Standard GPU utilization metrics (nvidia-smi, nvtop, cloud dashboards) only show whether the GPU is doing anything, not how hard it is actually working. Real arithmetic throughput can be 1-7% while dashboards read 100%, driving massive over-purchasing of GPU capacity. Systalyze open-sourced Utilyze (Apache 2.0), a near-zero-overhead tool that measures true Compute SOL % and Memory SOL % via hardware counters in real time.

Key Insight

  • The “100% GPU” lie is industry-wide. nvidia-smi, nvtop, Weights & Biases, CloudWatch, GCP Monitoring, and Azure Monitor all surface the same misleading metric. It tracks “is anything running” not “how much arithmetic is happening”.
  • Even DCGM’s “SM Active” is broken. Reads 99% on a memory-bound H200 workload whose true compute throughput is 6%. Warps resident on SMs can be waiting on memory, not computing, SM Active cannot tell the difference.
  • Real measured gaps in production:
    • LoRA fine-tune Llama-3.1-8B on 2x H200: nvidia-smi reads 80-100%, true Compute SOL is 1-7%. Optimizing brought it to 40-55%, a 6-8x throughput improvement.
    • Prefill-heavy Llama-3.1-8B inference (vLLM, 2x H200): 45% Compute SOL with 89% attainable, optimized to ~89% gave 40% token/sec increase (52,298 to 73,903 tokens/s).
    • gpt-oss-20b MoE full finetune on 4x H200: nvidia-smi 100%, true 3-15%. Optimized to 30-60%.

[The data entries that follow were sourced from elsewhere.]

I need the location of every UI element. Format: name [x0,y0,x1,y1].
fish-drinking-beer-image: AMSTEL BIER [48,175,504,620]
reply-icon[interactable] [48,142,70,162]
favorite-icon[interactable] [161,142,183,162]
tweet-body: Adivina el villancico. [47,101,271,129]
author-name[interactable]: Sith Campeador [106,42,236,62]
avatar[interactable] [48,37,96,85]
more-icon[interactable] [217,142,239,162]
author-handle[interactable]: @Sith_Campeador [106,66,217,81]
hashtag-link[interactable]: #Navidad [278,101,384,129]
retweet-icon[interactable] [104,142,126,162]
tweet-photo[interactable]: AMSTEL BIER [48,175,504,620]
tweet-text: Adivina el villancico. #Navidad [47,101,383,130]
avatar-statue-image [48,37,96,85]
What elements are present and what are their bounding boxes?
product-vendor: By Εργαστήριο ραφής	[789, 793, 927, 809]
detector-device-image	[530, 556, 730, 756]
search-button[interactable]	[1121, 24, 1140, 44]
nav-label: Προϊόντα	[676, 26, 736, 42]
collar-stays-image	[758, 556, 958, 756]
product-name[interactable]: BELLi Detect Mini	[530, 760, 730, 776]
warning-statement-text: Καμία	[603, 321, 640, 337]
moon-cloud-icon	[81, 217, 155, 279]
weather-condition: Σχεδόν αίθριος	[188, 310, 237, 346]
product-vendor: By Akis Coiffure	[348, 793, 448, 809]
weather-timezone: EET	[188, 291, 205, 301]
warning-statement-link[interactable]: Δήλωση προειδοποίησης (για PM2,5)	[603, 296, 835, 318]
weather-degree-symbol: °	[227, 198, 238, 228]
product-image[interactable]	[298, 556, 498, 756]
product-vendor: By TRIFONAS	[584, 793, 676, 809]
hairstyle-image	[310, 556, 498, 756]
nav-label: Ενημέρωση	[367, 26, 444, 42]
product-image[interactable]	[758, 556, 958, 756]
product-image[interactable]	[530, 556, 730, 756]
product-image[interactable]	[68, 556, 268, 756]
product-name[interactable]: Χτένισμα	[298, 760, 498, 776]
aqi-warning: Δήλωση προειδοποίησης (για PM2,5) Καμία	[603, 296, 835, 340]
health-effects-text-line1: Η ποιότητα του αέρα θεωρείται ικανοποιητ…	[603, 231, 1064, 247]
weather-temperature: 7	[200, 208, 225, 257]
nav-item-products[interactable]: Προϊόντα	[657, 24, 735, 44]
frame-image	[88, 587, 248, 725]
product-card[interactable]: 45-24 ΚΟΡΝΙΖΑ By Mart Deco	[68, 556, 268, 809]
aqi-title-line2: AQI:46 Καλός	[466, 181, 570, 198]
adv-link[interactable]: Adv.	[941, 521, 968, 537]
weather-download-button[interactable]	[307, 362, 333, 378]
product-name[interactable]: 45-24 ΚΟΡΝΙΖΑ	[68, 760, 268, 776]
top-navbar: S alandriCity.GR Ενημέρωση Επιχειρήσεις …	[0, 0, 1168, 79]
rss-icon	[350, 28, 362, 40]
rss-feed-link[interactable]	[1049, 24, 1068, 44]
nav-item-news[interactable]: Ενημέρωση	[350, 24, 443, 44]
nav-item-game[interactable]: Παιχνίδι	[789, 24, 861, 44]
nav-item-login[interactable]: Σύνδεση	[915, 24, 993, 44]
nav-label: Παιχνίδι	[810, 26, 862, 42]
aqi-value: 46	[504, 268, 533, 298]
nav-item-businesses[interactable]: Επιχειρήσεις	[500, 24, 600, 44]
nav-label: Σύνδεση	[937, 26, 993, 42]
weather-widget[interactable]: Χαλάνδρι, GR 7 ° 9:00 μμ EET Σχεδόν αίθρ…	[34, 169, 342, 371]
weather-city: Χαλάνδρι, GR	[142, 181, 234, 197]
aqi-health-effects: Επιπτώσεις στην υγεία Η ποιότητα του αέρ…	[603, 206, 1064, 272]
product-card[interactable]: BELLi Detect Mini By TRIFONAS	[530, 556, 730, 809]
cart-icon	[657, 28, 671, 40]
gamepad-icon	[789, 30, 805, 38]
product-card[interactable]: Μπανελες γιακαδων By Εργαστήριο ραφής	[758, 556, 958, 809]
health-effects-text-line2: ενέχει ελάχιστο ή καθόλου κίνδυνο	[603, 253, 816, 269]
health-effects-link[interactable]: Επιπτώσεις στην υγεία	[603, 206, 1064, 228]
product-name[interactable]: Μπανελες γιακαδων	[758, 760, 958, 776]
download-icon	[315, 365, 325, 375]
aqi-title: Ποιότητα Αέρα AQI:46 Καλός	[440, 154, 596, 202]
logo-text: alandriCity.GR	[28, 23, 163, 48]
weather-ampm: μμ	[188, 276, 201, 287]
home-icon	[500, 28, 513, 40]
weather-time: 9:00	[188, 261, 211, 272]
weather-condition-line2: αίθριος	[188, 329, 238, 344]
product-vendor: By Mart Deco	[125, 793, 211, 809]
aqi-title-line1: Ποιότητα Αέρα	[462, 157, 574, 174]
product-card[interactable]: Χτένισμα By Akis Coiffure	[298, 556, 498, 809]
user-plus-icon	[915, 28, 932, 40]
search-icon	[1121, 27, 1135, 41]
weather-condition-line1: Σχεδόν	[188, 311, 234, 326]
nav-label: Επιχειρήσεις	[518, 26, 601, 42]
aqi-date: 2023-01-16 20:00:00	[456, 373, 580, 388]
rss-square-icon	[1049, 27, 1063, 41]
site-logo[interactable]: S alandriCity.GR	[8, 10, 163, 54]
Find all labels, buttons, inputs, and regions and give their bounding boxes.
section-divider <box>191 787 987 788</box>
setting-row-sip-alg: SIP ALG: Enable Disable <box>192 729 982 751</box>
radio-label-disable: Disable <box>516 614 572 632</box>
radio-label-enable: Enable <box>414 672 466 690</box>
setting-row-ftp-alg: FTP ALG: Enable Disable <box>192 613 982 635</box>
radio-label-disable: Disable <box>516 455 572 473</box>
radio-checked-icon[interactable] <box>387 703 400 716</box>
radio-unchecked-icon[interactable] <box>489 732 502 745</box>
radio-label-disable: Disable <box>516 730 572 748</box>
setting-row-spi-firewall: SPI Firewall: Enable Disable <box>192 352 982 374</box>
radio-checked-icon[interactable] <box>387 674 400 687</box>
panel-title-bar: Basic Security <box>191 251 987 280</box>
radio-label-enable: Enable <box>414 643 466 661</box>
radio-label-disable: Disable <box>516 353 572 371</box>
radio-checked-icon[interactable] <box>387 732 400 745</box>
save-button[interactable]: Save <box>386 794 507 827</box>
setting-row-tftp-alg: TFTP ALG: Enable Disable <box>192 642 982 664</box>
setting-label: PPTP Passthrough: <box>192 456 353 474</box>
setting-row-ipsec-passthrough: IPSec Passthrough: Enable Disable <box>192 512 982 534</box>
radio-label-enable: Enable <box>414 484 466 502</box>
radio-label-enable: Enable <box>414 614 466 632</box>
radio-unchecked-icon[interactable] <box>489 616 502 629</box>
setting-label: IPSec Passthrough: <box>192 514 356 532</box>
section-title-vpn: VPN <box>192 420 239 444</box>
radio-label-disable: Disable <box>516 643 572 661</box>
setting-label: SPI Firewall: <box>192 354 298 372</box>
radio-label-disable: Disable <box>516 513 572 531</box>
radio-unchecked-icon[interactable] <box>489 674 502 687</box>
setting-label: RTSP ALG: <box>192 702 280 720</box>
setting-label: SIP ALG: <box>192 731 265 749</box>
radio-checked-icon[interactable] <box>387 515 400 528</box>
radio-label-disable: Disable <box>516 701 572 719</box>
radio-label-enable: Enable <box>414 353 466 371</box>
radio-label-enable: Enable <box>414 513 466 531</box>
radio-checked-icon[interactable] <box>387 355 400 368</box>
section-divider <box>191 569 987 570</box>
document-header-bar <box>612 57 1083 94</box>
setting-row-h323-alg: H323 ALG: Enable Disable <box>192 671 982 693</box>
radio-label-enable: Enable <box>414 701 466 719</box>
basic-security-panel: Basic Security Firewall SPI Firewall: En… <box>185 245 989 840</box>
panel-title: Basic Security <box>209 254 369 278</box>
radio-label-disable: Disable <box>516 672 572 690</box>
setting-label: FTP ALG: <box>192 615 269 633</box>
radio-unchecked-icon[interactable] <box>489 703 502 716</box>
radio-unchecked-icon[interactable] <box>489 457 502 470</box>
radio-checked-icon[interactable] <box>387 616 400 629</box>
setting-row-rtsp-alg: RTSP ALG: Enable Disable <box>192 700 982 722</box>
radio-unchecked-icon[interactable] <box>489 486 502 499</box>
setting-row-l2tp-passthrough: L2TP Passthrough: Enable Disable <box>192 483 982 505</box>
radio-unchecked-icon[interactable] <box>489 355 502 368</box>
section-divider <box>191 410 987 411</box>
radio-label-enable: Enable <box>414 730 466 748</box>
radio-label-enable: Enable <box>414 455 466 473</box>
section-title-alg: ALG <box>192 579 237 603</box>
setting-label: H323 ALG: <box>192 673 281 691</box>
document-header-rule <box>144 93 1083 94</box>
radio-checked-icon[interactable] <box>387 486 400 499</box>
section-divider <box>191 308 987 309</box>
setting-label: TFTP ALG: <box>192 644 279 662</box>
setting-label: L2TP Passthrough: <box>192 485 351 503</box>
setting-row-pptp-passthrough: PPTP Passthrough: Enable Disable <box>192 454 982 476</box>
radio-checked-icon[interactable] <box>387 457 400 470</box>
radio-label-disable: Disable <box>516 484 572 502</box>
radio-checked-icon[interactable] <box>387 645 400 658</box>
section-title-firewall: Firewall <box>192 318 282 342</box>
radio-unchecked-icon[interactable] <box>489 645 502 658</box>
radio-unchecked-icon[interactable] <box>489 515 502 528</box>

  • Two-number framework: Speed-of-Light (SOL). Every kernel is bound by either compute throughput or memory bandwidth. Compute SOL % = achieved FLOPs / peak FLOPs. Memory SOL % = achieved bandwidth / peak bandwidth. The higher of the two identifies the binding constraint.
  • 100% SOL is unreachable. Kernel launch overhead, memory hierarchy traversal, multi-GPU communication, MoE routing all set a structural ceiling below 100%. Utilyze estimates this as “Attainable SOL %”, the realistic upper bound for your specific model+hardware+parallelism combo. Gap between current and Attainable = optimization budget. Gap between Attainable and 100% = physics, can’t tune away.
  • Why no one had this before. Nsight Compute (ncu) replays each kernel many times to gather counters, 10-100x slowdown, unusable in prod. Nsight Systems (nsys) shows timeline but no throughput. Utilyze samples GPU performance counters via NVIDIA’s Nsight Perf SDK in rolling windows, negligible overhead, continuous measurement.
  • Strategic implication: “default configurations consistently leave 2-10x performance on the table” across deployments. Procurement decisions made on nvidia-smi data are systematically wrong. The vendor incentive to fix this is, as the Systalyze CEO puts it, “complicated”.
  • Decode-heavy LLM inference is memory-bound, not compute-bound. Each batch must reload model weights and the KV cache from HBM. Higher batch sizes amortize this, going from concurrency 2 to 1024 pushed Compute SOL to ~46%.